Beef Lasagne
A staple fave, lasagne always goes down well as a family meal, plus it's also a great option for meal prepping so you can stockpile some or all of it for the days ahead. If you've got children in your household who aren't into eating vegetables, this is the perfect dish for 'hiding' them so the kids can get a delicious, nutritious meal.
Makes around 6-8 serves.
Ingredients
- 300-400g minced beef (you can substitute for 2 tins brown lentils if you prefer a vegetarian option)
- 1 onion, sliced
- 1 tin (approx 410g) tomato puree
- 1 pack fresh or dried lasagne sheets
- 2 carrots, grated or chopped
- 2 handfuls baby spinach
- 1/2 cup grated cheese
- 1 cup beef stock
- 2 tbsp tomato paste
- 1 tbsp olive oil
- 1 tsp dried or 1 handful fresh Italian herbs
- Salt and pepper to taste
- Splash of red wine, optional
CHEESE SAUCE
- 1 cup grated cheese
- 2 cups milk
- 50g butter
- 2 tbsp flour
- Salt and pepper
Method
Preheat your oven to 180 degrees Celsius.
In a large heavy-based frying pan on medium heat, saute the onion until translucent.
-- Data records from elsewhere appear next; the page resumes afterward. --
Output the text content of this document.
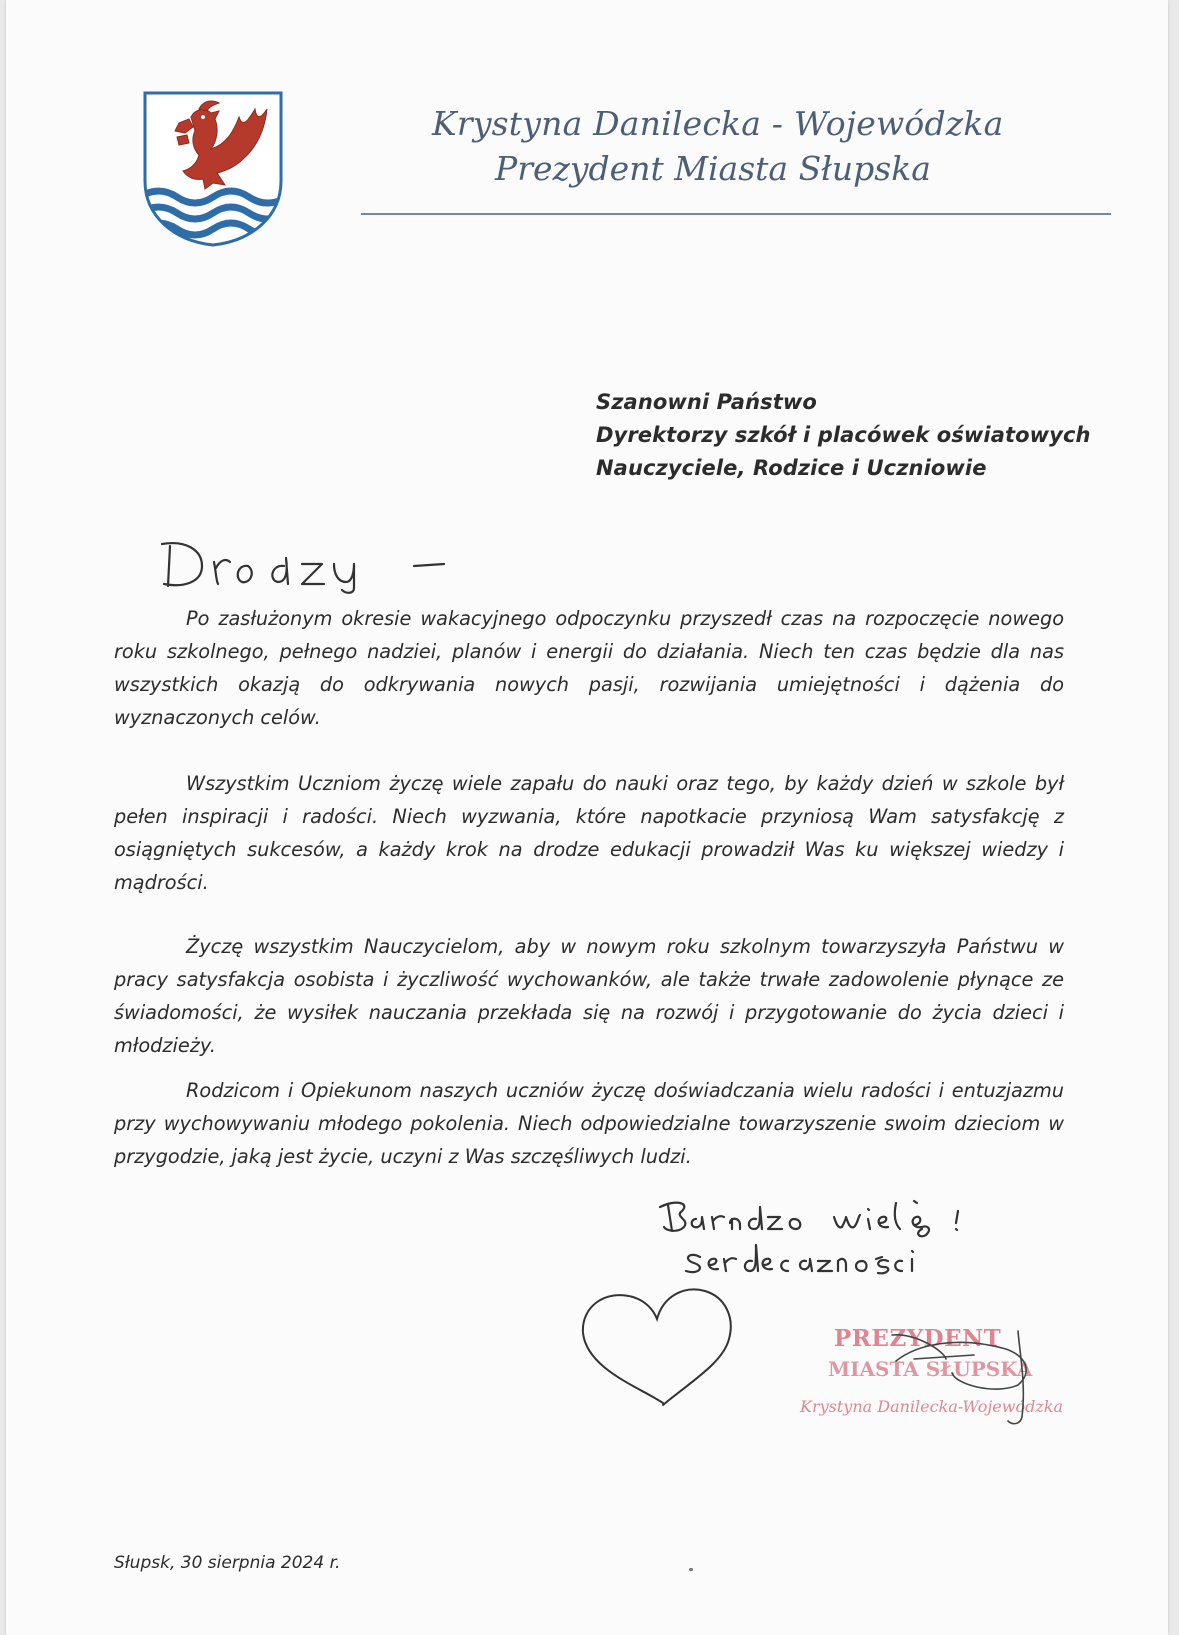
Krystyna Danilecka - Wojewódzka
Prezydent Miasta Słupska
Szanowni Państwo
Dyrektorzy szkół i placówek oświatowych
Nauczyciele, Rodzice i Uczniowie

Po zasłużonym okresie wakacyjnego odpoczynku przyszedł czas na rozpoczęcie nowego roku szkolnego, pełnego nadziei, planów i energii do działania. Niech ten czas będzie dla nas wszystkich okazją do odkrywania nowych pasji, rozwijania umiejętności i dążenia do wyznaczonych celów.

Wszystkim Uczniom życzę wiele zapału do nauki oraz tego, by każdy dzień w szkole był pełen inspiracji i radości. Niech wyzwania, które napotkacie przyniosą Wam satysfakcję z osiągniętych sukcesów, a każdy krok na drodze edukacji prowadził Was ku większej wiedzy i mądrości.

Życzę wszystkim Nauczycielom, aby w nowym roku szkolnym towarzyszyła Państwu w pracy satysfakcja osobista i życzliwość wychowanków, ale także trwałe zadowolenie płynące ze świadomości, że wysiłek nauczania przekłada się na rozwój i przygotowanie do życia dzieci i młodzieży.

Rodzicom i Opiekunom naszych uczniów życzę doświadczania wielu radości i entuzjazmu przy wychowywaniu młodego pokolenia. Niech odpowiedzialne towarzyszenie swoim dzieciom w przygodzie, jaką jest życie, uczyni z Was szczęśliwych ludzi.

PREZYDENT
MIASTA SŁUPSKA
Krystyna Danilecka-Wojewódzka
Słupsk, 30 sierpnia 2024 r.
Add the minced beef and cook until browned. Add the tomato puree, tomato paste, beef stock, a little red wine if you like, vegetables, finely diced or dried herbs, salt and pepper, then mix to combine.
Reduce heat and allow to simmer until mixture thickens.
CHEESE SAUCE
While the meat sauce is simmering, in a separate saucepan over low heat, melt the butter then stir in the flour (if the heat is too high it will burn). Slowly add the milk a little at a time, stirring continuously to make a smooth sauce (important to add milk slowly - if it's cold/too much is added at once it will solidify the butter and you'll end up with a lumpy sauce).
Keep stirring over heat until the sauce thickens, then remove from heat. Add salt and pepper to taste. This is your basic Bechamel, or White Sauce. Add the cup of grated cheese and stir to mix in to create a Cheese Sauce.
PUT IT TOGETHER
In a deep baking dish/lasagne dish, layer the meat mixture, pasta then cheese sauce, and repeat until the meat and cheese sauce have been used up, finishing with the cheese sauce on top. Sprinkle over the remaining grated cheese then bake in your preheated oven for 30-40 mins until the pasta has cooked through and the top of the lasagne begins to go golden brown.
TIPS
- After browning the onion and minced beef, you might like to put all the sauce ingredients into a slow cooker at the start of the day. Then when it's time to cook dinner you simply layer it with the cheese sauce and pasta then follow the rest of the method as usual.
- If you use dried lasagne sheets and find they aren't softening when you cook the lasagne in the oven, you can cover the dish with tinfoil and remove it halfway through to allow the top to brown.